Dec. 21: The A’s have formally announced Kotsay as their new manager. He signed a three-year deal with a club option for a fourth season, per the team.
Dec. 20: The Athletics are hiring Mark Kotsay as their next manager, reports Jon Heyman of the MLB Network (Twitter link). The news comes as little surprise, as Heyman had reported over the weekend that Oakland was zeroing in on Kotsay for the position.
It’ll be the first managerial stint for the 46-year-old, who spent the 2021 campaign as the A’s third base coach. While he’d only served in that capacity for one season, the longtime MLB outfielder has been on the Oakland staff for a while. Kotsay originally signed on as bench coach over the 2015-16 offseason. After two years in that capacity, he bounced to quality control coach for a few seasons before taking over third base coaching duties last winter.
Now, Kotsay’s in position to oversee a dugout for the first time.

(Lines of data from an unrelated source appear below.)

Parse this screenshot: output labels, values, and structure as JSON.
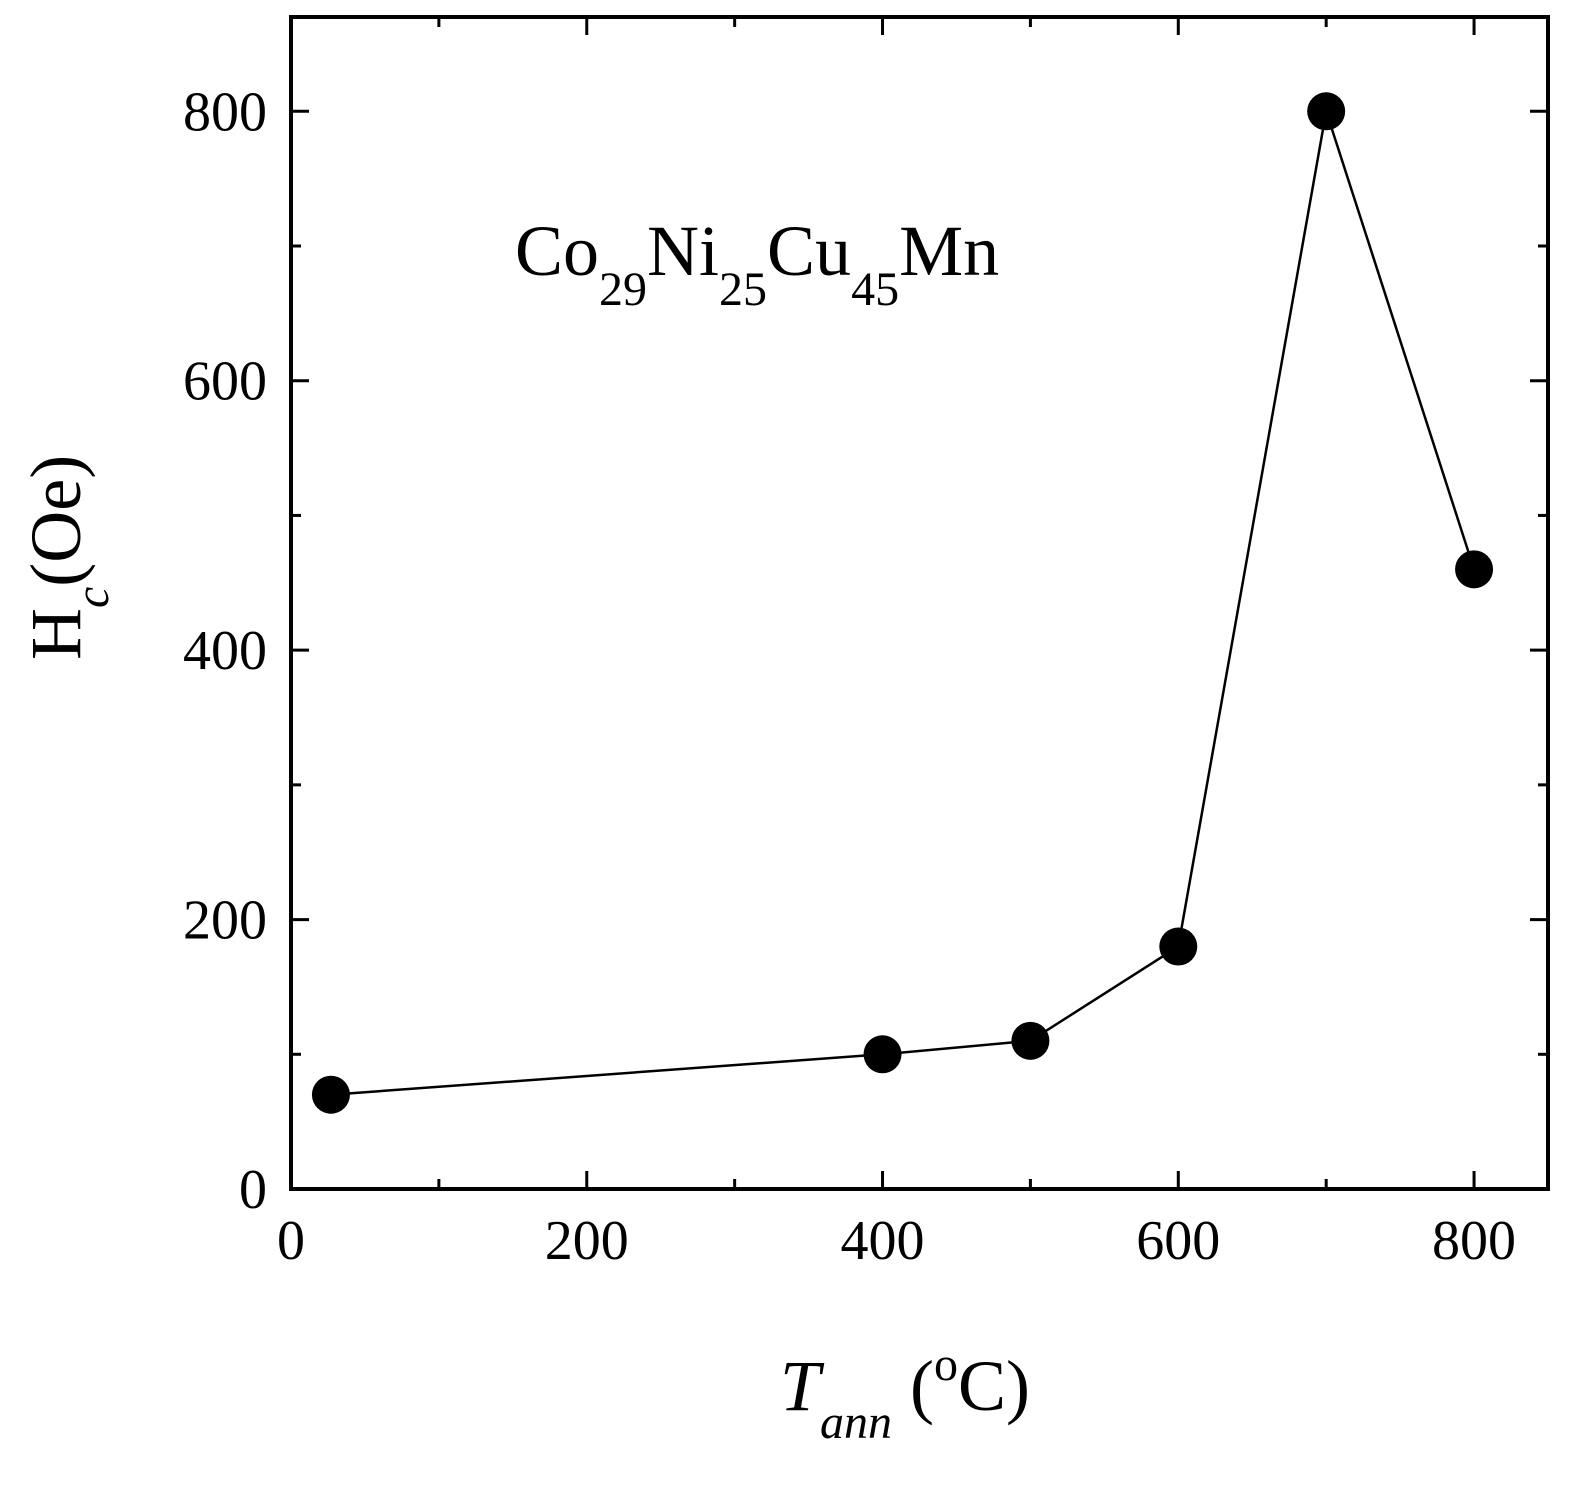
{
  "chart_data": {
    "type": "line",
    "annotation": {
      "parts": [
        {
          "text": "Co",
          "sub": false
        },
        {
          "text": "29",
          "sub": true
        },
        {
          "text": "Ni",
          "sub": false
        },
        {
          "text": "25",
          "sub": true
        },
        {
          "text": "Cu",
          "sub": false
        },
        {
          "text": "45",
          "sub": true
        },
        {
          "text": "Mn",
          "sub": false
        }
      ]
    },
    "xlabel": {
      "main": "T",
      "sub": "ann",
      "unit_open": " (",
      "unit_sup": "o",
      "unit_close": "C)"
    },
    "ylabel": {
      "main": "H",
      "sub": "c",
      "unit": "(Oe)"
    },
    "xlim": [
      0,
      850
    ],
    "ylim": [
      0,
      870
    ],
    "x_major_ticks": [
      0,
      200,
      400,
      600,
      800
    ],
    "x_minor_ticks": [
      100,
      300,
      500,
      700
    ],
    "y_major_ticks": [
      0,
      200,
      400,
      600,
      800
    ],
    "y_minor_ticks": [
      100,
      300,
      500,
      700
    ],
    "x_tick_labels": [
      "0",
      "200",
      "400",
      "600",
      "800"
    ],
    "y_tick_labels": [
      "0",
      "200",
      "400",
      "600",
      "800"
    ],
    "grid": false,
    "series": [
      {
        "x": [
          27,
          400,
          500,
          600,
          700,
          800
        ],
        "y": [
          70,
          100,
          110,
          180,
          800,
          460
        ],
        "marker": "filled-circle",
        "color": "#000000"
      }
    ]
  }
}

His taking over the managerial chair in Oakland this winter would’ve seemed completely improbable just a few months ago. Longtime A’s skipper Bob Melvin — generally regarded as one of the better managers around the league — remained under contract after the team exercised a 2022 option on his services in June. Yet Oakland brass eventually granted Melvin permission to explore opportunities elsewhere, and the three-time Manager of the Year fielded inquiries from the Padres. San Diego and Melvin finalized a three-year deal in early November, leaving Oakland on the hunt for a new dugout leader for the first time in over a decade.
Melvin’s departure was nothing short of shocking. Once the dust was settled, however, it became clear that Kotsay was as strong a candidate as anyone to succeed him. Not only has the latter spent the past six seasons taking on various roles in Oakland, he spent the 2014 campaign as a special assistant in the Padres’ front office and logged the following year as the Friars’ hitting coach.
That’s a wide array of experience, particularly considering Kotsay’s not that far removed from hanging up his spikes. The ninth overall pick in 1996 coming out of Cal State Fullerton, Kotsay made his big league debut with the Marlins a little more than a year after his draft day. He’d appear in the majors in each of the next sixteen seasons, continuing his playing career all the way through 2013.
Kotsay appeared with seven different organizations during his MLB career, including two separate stints in San Diego and four years (2004-07) with the A’s. That stretch included a .314/.370/.459 showing in his first year in the Bay Area that stands out as one of the better seasons of his career. Oakland’s current top two front office decision-makers — executive vice president Billy Beane and general manager David Forst — were already in key positions with the A’s during that time, so Kotsay’s original stint in the organization likely laid the foundation for the key post-playing roles he’d eventually assume.
While Kotsay has yet to manage at any level professionally, he’s long been viewed as a viable candidate. By 2015, he’d been mentioned as a possibility to lead the Padres’ clubhouse on an interim basis after the firing of Bud Black, although that role eventually went to Pat Murphy. By the 2019-20 offseason, he was garnering consideration from clubs to land a managerial role on a permanent basis. He reportedly sat down with each of the Giants, Pirates, Astros and Red Sox that winter but didn’t ultimately land a gig. Last year, he interviewed with the Tigers for the position that eventually went to A.J. Hinch, but he’ll now get his opportunity with the franchise he arguably knows as well as any.
Aside from Kotsay, the A’s reportedly considered bullpen coach Marcus Jensen and hitting coach Darren Bush as possible internal options. Oakland also looked into Rays’ bench coach Matt Quatraro, Red Sox’s bench coach Will Venable and Astros’ bench coach Joe Espada. With the A’s the last team of the offseason to finalize their managerial situation, each of that group will have to wait at least one more year in the pursuit of their own first managerial nods.
Kotsay’s first order of business figures to be nailing down the coaching staff, which he and the front office can embark upon during the lockout. Once the transactions freeze is lifted, the A’s appear to be in for a rather significant roster overhaul. The front office is always operating under a tight budget due to payroll restraints, and reports have suggested for months that the A’s could trade key players (i.e. Matt Olson, Matt Chapman, Chris Bassitt, Sean Manaea, Frankie Montas) in an effort to reduce costs. Indeed, reports suggested Melvin’s $4MM salary may have been part of the reason the A’s allowed him to head to San Diego in the first place, although it’s likely the organization’s affinity for their longtime skipper was also a factor.
The specific form the restructure takes won’t be known until there’s a new CBA in place. Yet it’s likely Kotsay and his staff will be tasked with leading a club that looks very different, both from last year’s 86-win squad and the roster as currently constructed. That could make for a tough challenge for a first-year skipper, but the front office clearly believes in Kotsay’s ability to lead the franchise through that transition.